IDEM officials say there was no need to inform Mbwelera because the contamination is not under her property and her family has nothing to fear.

“I think if this contamination was right at the property boundary or if there was any doubt of exposure, they’d be contacted,” said Cory Webb, a senior environmental manager at IDEM. “But there’s a pretty good distance between the edge of the plume and the home.”

‘Aggressive plan’

The saga began almost six years ago, when the company reported the contamination to IDEM and applied to be in the state’s voluntary cleanup program.

That program is supposed to speed cleanups without lawsuits and bureaucracy, but a 2007 Journal Gazette investigation showed the program is beset with delays and backlogs. The laws creating the program call for a cleanup plan within six months; the newspaper showed it takes an average of four years to get one.

Even by those standards, Wayne Metal Protection stood out – the company so often missed IDEM deadlines, it was kicked out of the voluntary program in 2008, giving IDEM a much stronger hand in guiding the cleanup.

Even then, IDEM continued to push back deadlines, and Wayne Metal Protection continued to miss them. Now, four years and four months after it was first due, a cleanup plan has been approved, and IDEM says it’s a good one.

“It’s a very aggressive plan, probably one of the more aggressive plans I’ve seen,” Webb said. He could not offer an estimate on how long the process will take, but it will not be quick or inexpensive.

The plan calls for the removal of contaminated soil from seven areas of the plant property. Also, wells will be dug to draw out and treat the groundwater, and to draw vapors from the soil. Webb said the plan will require a treatment facility to be built on-site to handle the chemicals drawn out of the soil and water.

Wayne Metal Protection owner Daniel Clemens declined to comment on the plan but said officials remain committed to their pledge to remove all of the contamination.

Webb said IDEM’s first priority is health and safety.

“(The plume) does not go under any residential areas or near them, so there’s no reason for residents to be concerned,” Webb said. “In any situation where we think there’s an exposure pathway or a potential for residential exposure, that’s our first concern.”

‘A mistake’

Mbwelera said that just because IDEM does not feel she’s in danger is no reason to leave her in the dark.

After reading newspaper stories about the contamination, her mother began buying bottled water, spending hundreds of dollars of her fixed income because she was afraid her water was polluted.
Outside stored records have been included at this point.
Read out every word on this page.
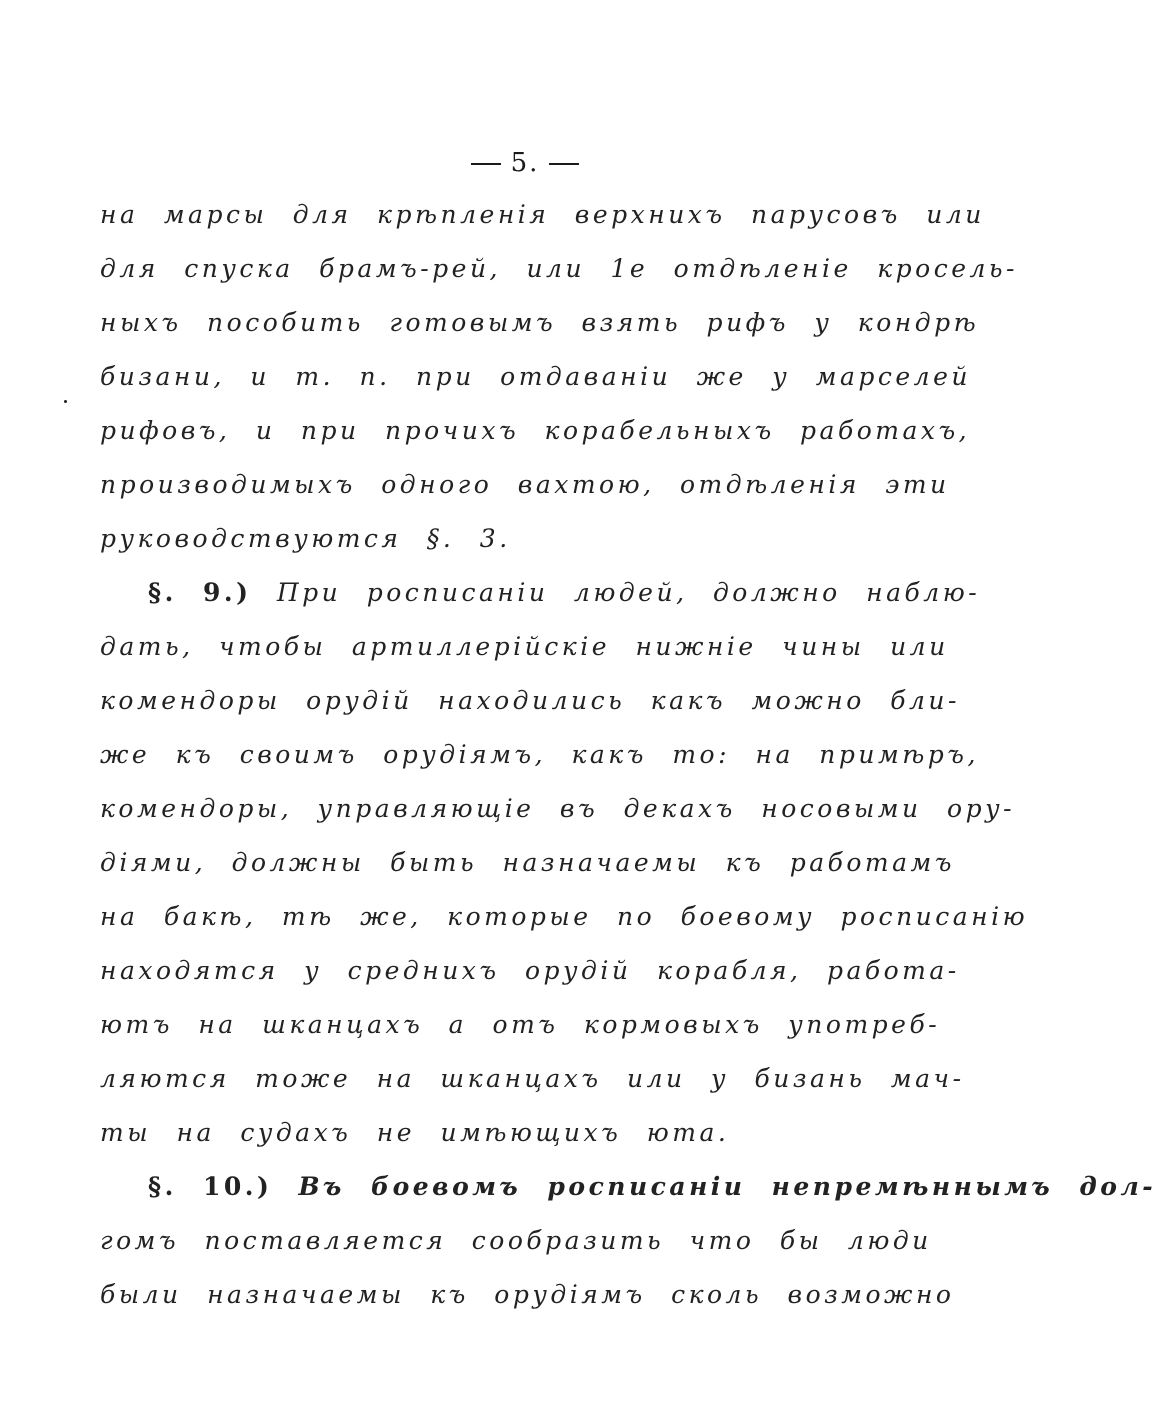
5.
на марсы для крѣпленія верхнихъ парусовъ или
для спуска брамъ-рей, или 1е отдѣленіе кросель-
ныхъ пособить готовымъ взять рифъ у кондрѣ
бизани, и т. п. при отдаваніи же у марселей
рифовъ, и при прочихъ корабельныхъ работахъ,
производимыхъ одного вахтою, отдѣленія эти
руководствуются §. 3.
§. 9.) При росписаніи людей, должно наблю-
дать, чтобы артиллерійскіе нижніе чины или
комендоры орудій находились какъ можно бли-
же къ своимъ орудіямъ, какъ то: на примѣръ,
комендоры, управляющіе въ декахъ носовыми ору-
діями, должны быть назначаемы къ работамъ
на бакѣ, тѣ же, которые по боевому росписанію
находятся у среднихъ орудій корабля, работа-
ютъ на шканцахъ а отъ кормовыхъ употреб-
ляются тоже на шканцахъ или у бизань мач-
ты на судахъ не имѣющихъ юта.
§. 10.) Въ боевомъ росписаніи непремѣннымъ дол-
гомъ поставляется сообразить что бы люди
были назначаемы къ орудіямъ сколь возможно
It was only months later that someone explained that because she has city water, her home’s water supply was perfectly safe.
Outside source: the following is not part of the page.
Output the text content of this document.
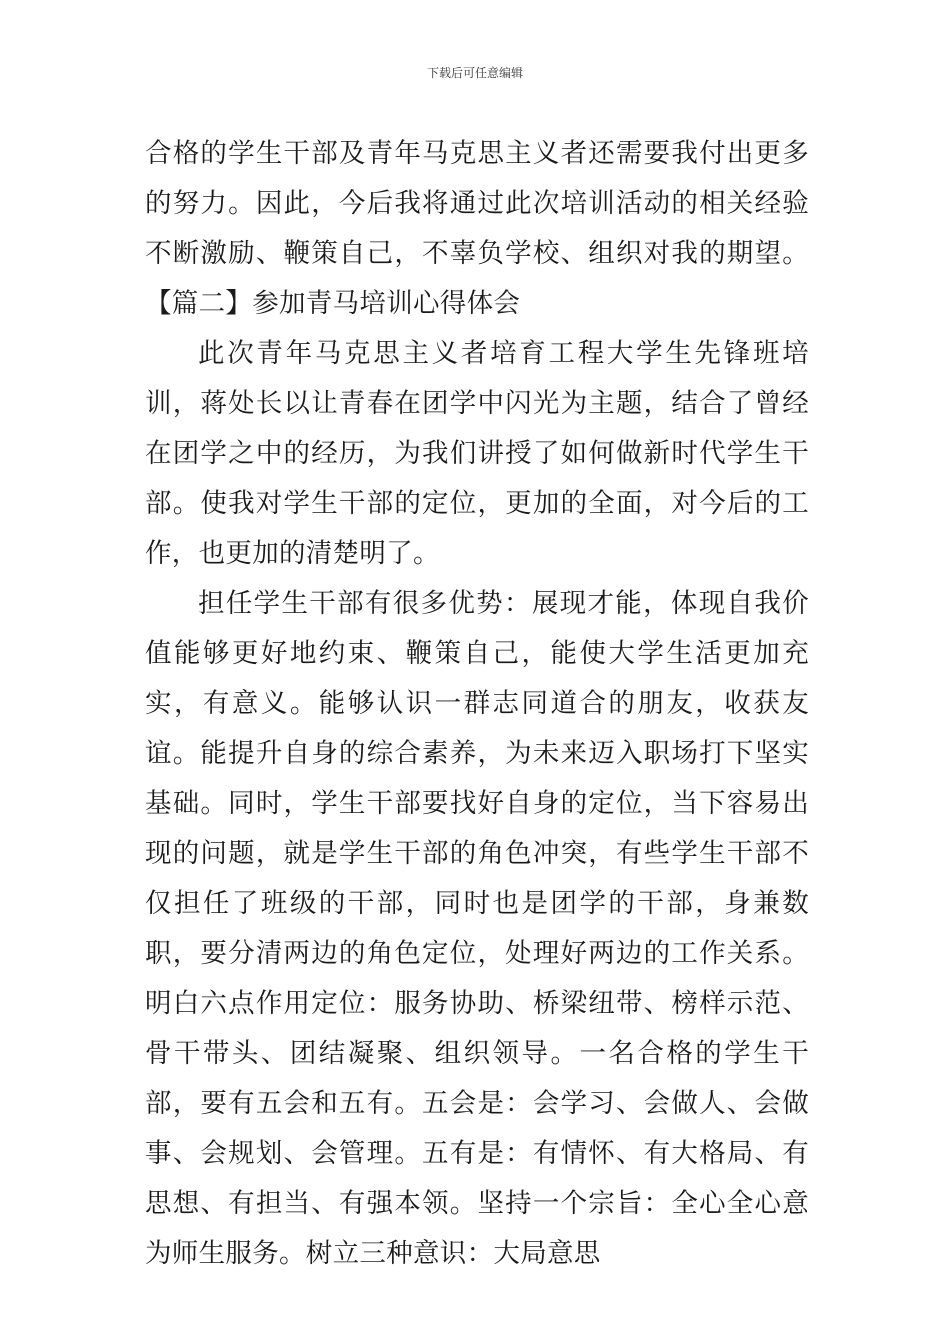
下载后可任意编辑

合格的学生干部及青年马克思主义者还需要我付出更多的努力。因此，今后我将通过此次培训活动的相关经验不断激励、鞭策自己，不辜负学校、组织对我的期望。【篇二】参加青马培训心得体会

此次青年马克思主义者培育工程大学生先锋班培训，蒋处长以让青春在团学中闪光为主题，结合了曾经在团学之中的经历，为我们讲授了如何做新时代学生干部。使我对学生干部的定位，更加的全面，对今后的工作，也更加的清楚明了。

担任学生干部有很多优势：展现才能，体现自我价值能够更好地约束、鞭策自己，能使大学生活更加充实，有意义。能够认识一群志同道合的朋友，收获友谊。能提升自身的综合素养，为未来迈入职场打下坚实基础。同时，学生干部要找好自身的定位，当下容易出现的问题，就是学生干部的角色冲突，有些学生干部不仅担任了班级的干部，同时也是团学的干部，身兼数职，要分清两边的角色定位，处理好两边的工作关系。明白六点作用定位：服务协助、桥梁纽带、榜样示范、骨干带头、团结凝聚、组织领导。一名合格的学生干部，要有五会和五有。五会是：会学习、会做人、会做事、会规划、会管理。五有是：有情怀、有大格局、有思想、有担当、有强本领。坚持一个宗旨：全心全心意为师生服务。树立三种意识：大局意思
IDEM officials said she should have called them.

“We’re always available to help people with information if they’re not receiving it,” IDEM spokeswoman Amy Hartsock said. “We’re here to answer questions if they’ve got them.”

Just a stone’s throw from the Wayne Metal Protection site is the Hassan Barrel site. Hassan Barrel’s owner, Alan Hersh, served a 15-month sentence in federal prison for closing the barrel recycler in 2003 and leaving behind thousands of barrels filled with toxic chemicals.

That site, also discovered in 2004, was cleaned up in 2009 – overseen by the EPA rather than IDEM.

Mbwelera said her mother was offered $90,000 for her house and its two extra lots several years ago, before the contamination was reported. She wishes now they had accepted the offer.

“That land is probably worthless now … ain’t nobody going to buy toxic land,” she said. “I think I made a mistake.”